Example Formulation Method #5
[0099] Producing a 30 ml batch with: [0100] 10 ml purified water; [0101] 2.5 mg of whole plant extract of cannabinoids (80% cannabinoid content) [0102] 4.5 ml Opti-MSM® Methylsulfonylmethane 0.9% solution [0103] 18 ml of 0.9% saline solution [0104] Heating the mixture at 210° F. for one hour in a flask. [0105] Stirring with a magnetic stirrer for three hours. [0106] Filtering with a 5 micron filter [0107] Packaging in an eye drop dispenser.

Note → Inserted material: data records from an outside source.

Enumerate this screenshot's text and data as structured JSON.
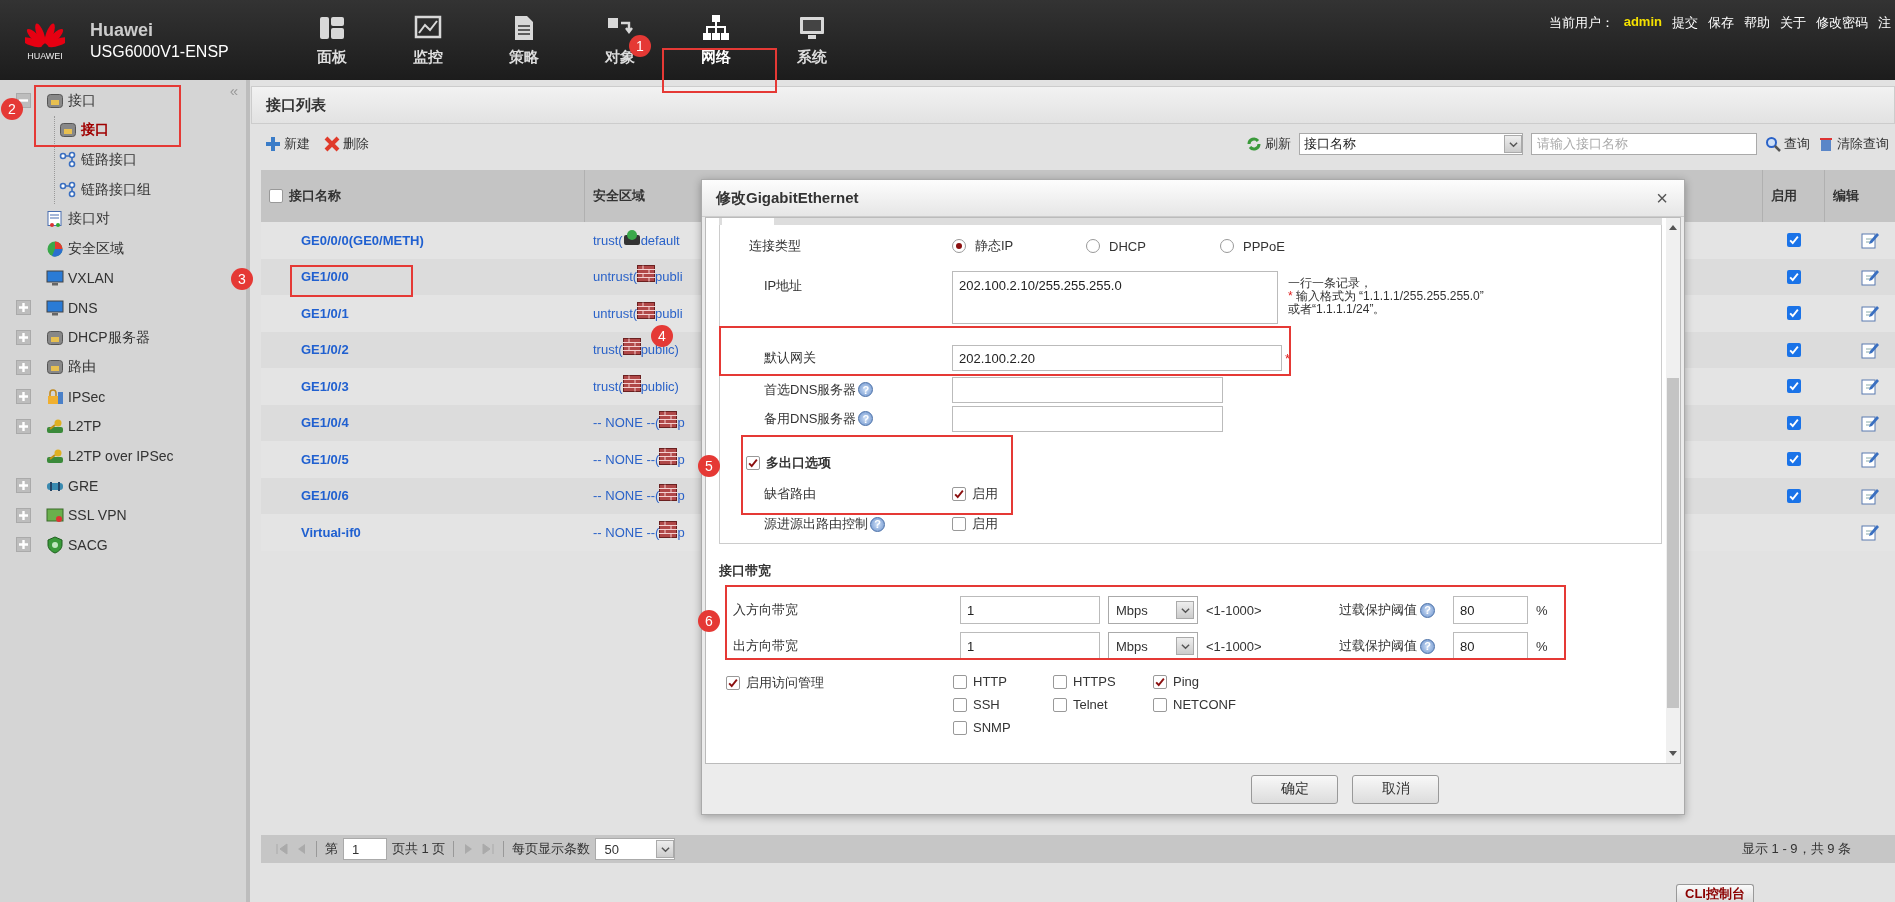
{
  "header": {
    "logo_text": "HUAWEI",
    "brand": "Huawei",
    "model": "USG6000V1-ENSP",
    "nav": [
      {
        "label": "面板",
        "selected": false
      },
      {
        "label": "监控",
        "selected": false
      },
      {
        "label": "策略",
        "selected": false
      },
      {
        "label": "对象",
        "selected": false
      },
      {
        "label": "网络",
        "selected": true
      },
      {
        "label": "系统",
        "selected": false
      }
    ],
    "user_label": "当前用户：",
    "user": "admin",
    "links": [
      "提交",
      "保存",
      "帮助",
      "关于",
      "修改密码",
      "注"
    ]
  },
  "sidebar": {
    "collapse": "«",
    "items": [
      {
        "label": "接口",
        "selected": false,
        "expanded": true,
        "children": [
          {
            "label": "接口",
            "selected": true
          },
          {
            "label": "链路接口",
            "selected": false
          },
          {
            "label": "链路接口组",
            "selected": false
          }
        ]
      },
      {
        "label": "接口对",
        "selected": false
      },
      {
        "label": "安全区域",
        "selected": false
      },
      {
        "label": "VXLAN",
        "selected": false
      },
      {
        "label": "DNS",
        "selected": false,
        "expanded": false
      },
      {
        "label": "DHCP服务器",
        "selected": false,
        "expanded": false
      },
      {
        "label": "路由",
        "selected": false,
        "expanded": false
      },
      {
        "label": "IPSec",
        "selected": false,
        "expanded": false
      },
      {
        "label": "L2TP",
        "selected": false,
        "expanded": false
      },
      {
        "label": "L2TP over IPSec",
        "selected": false
      },
      {
        "label": "GRE",
        "selected": false,
        "expanded": false
      },
      {
        "label": "SSL VPN",
        "selected": false,
        "expanded": false
      },
      {
        "label": "SACG",
        "selected": false,
        "expanded": false
      }
    ]
  },
  "panel": {
    "title": "接口列表",
    "new": "新建",
    "delete": "删除",
    "refresh": "刷新",
    "filter_select": "接口名称",
    "filter_placeholder": "请输入接口名称",
    "search": "查询",
    "clear": "清除查询"
  },
  "table": {
    "select_all_checked": false,
    "columns": [
      "接口名称",
      "安全区域",
      "启用",
      "编辑"
    ],
    "rows": [
      {
        "name": "GE0/0/0(GE0/METH)",
        "zone": "trust(",
        "zone_tail": "default",
        "enabled": true
      },
      {
        "name": "GE1/0/0",
        "zone": "untrust(",
        "zone_tail": "publi",
        "enabled": true
      },
      {
        "name": "GE1/0/1",
        "zone": "untrust(",
        "zone_tail": "publi",
        "enabled": true
      },
      {
        "name": "GE1/0/2",
        "zone": "trust(",
        "zone_tail": "public)",
        "enabled": true
      },
      {
        "name": "GE1/0/3",
        "zone": "trust(",
        "zone_tail": "public)",
        "enabled": true
      },
      {
        "name": "GE1/0/4",
        "zone": "-- NONE --(",
        "zone_tail": "p",
        "enabled": true
      },
      {
        "name": "GE1/0/5",
        "zone": "-- NONE --(",
        "zone_tail": "p",
        "enabled": true
      },
      {
        "name": "GE1/0/6",
        "zone": "-- NONE --(",
        "zone_tail": "p",
        "enabled": true
      },
      {
        "name": "Virtual-if0",
        "zone": "-- NONE --(",
        "zone_tail": "p"
      }
    ]
  },
  "pager": {
    "page_label": "第",
    "page": "1",
    "total": "页共 1 页",
    "per_page_label": "每页显示条数",
    "per_page": "50",
    "summary": "显示 1 - 9，共 9 条"
  },
  "cli_button": "CLI控制台",
  "dialog": {
    "title": "修改GigabitEthernet",
    "close": "×",
    "connection": {
      "label": "连接类型",
      "options": [
        {
          "label": "静态IP",
          "selected": true
        },
        {
          "label": "DHCP",
          "selected": false
        },
        {
          "label": "PPPoE",
          "selected": false
        }
      ]
    },
    "ip": {
      "label": "IP地址",
      "value": "202.100.2.10/255.255.255.0",
      "hint": [
        {
          "text": "一行一条记录，"
        },
        {
          "mark": "*",
          "text": "输入格式为 “1.1.1.1/255.255.255.0”"
        },
        {
          "text": "或者“1.1.1.1/24”。"
        }
      ]
    },
    "gateway": {
      "label": "默认网关",
      "value": "202.100.2.20",
      "mark": "*"
    },
    "dns": [
      {
        "label": "首选DNS服务器",
        "help": "?"
      },
      {
        "label": "备用DNS服务器",
        "help": "?"
      }
    ],
    "multi_exit": {
      "label": "多出口选项",
      "checked": true
    },
    "routes": [
      {
        "label": "缺省路由",
        "option": "启用",
        "checked": true
      },
      {
        "label": "源进源出路由控制",
        "help": "?",
        "option": "启用",
        "checked": false
      }
    ],
    "bandwidth": {
      "title": "接口带宽",
      "rows": [
        {
          "label": "入方向带宽",
          "value": "1",
          "unit": "Mbps",
          "range": "<1-1000>",
          "threshold_label": "过载保护阈值",
          "help": "?",
          "threshold": "80",
          "percent": "%"
        },
        {
          "label": "出方向带宽",
          "value": "1",
          "unit": "Mbps",
          "range": "<1-1000>",
          "threshold_label": "过载保护阈值",
          "help": "?",
          "threshold": "80",
          "percent": "%"
        }
      ]
    },
    "access": {
      "label": "启用访问管理",
      "checked": true,
      "services": [
        {
          "label": "HTTP",
          "checked": false
        },
        {
          "label": "HTTPS",
          "checked": false
        },
        {
          "label": "Ping",
          "checked": true
        },
        {
          "label": "SSH",
          "checked": false
        },
        {
          "label": "Telnet",
          "checked": false
        },
        {
          "label": "NETCONF",
          "checked": false
        },
        {
          "label": "SNMP",
          "checked": false
        }
      ]
    },
    "buttons": [
      "确定",
      "取消"
    ]
  },
  "annotations": [
    {
      "label": "1"
    },
    {
      "label": "2"
    },
    {
      "label": "3"
    },
    {
      "label": "4"
    },
    {
      "label": "5"
    },
    {
      "label": "6"
    }
  ]
}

[0108] The present invention envisions transmucosal administration of the present invention via the ocular or nasal routes. For ocular delivery, the number of drops is between (1-5). For nasal delivery, the same volume in the form of a mist is administered. The nature of administration and formulation reduces the need for administering a large volume of cannabinoids. To compare, an orally administered therapeutic dose of THC, for example, via an edible product can be 10-25 mg. In accordance with the present invention, 0.1 mg or less can be therapeutic. Subjective testing indicates that the present invention may be more than 100× more potent than traditional oral deliver via an edible product.
[0109] The product and methods of the present invention also can be employed through delivery via the ears, sublingually and topically.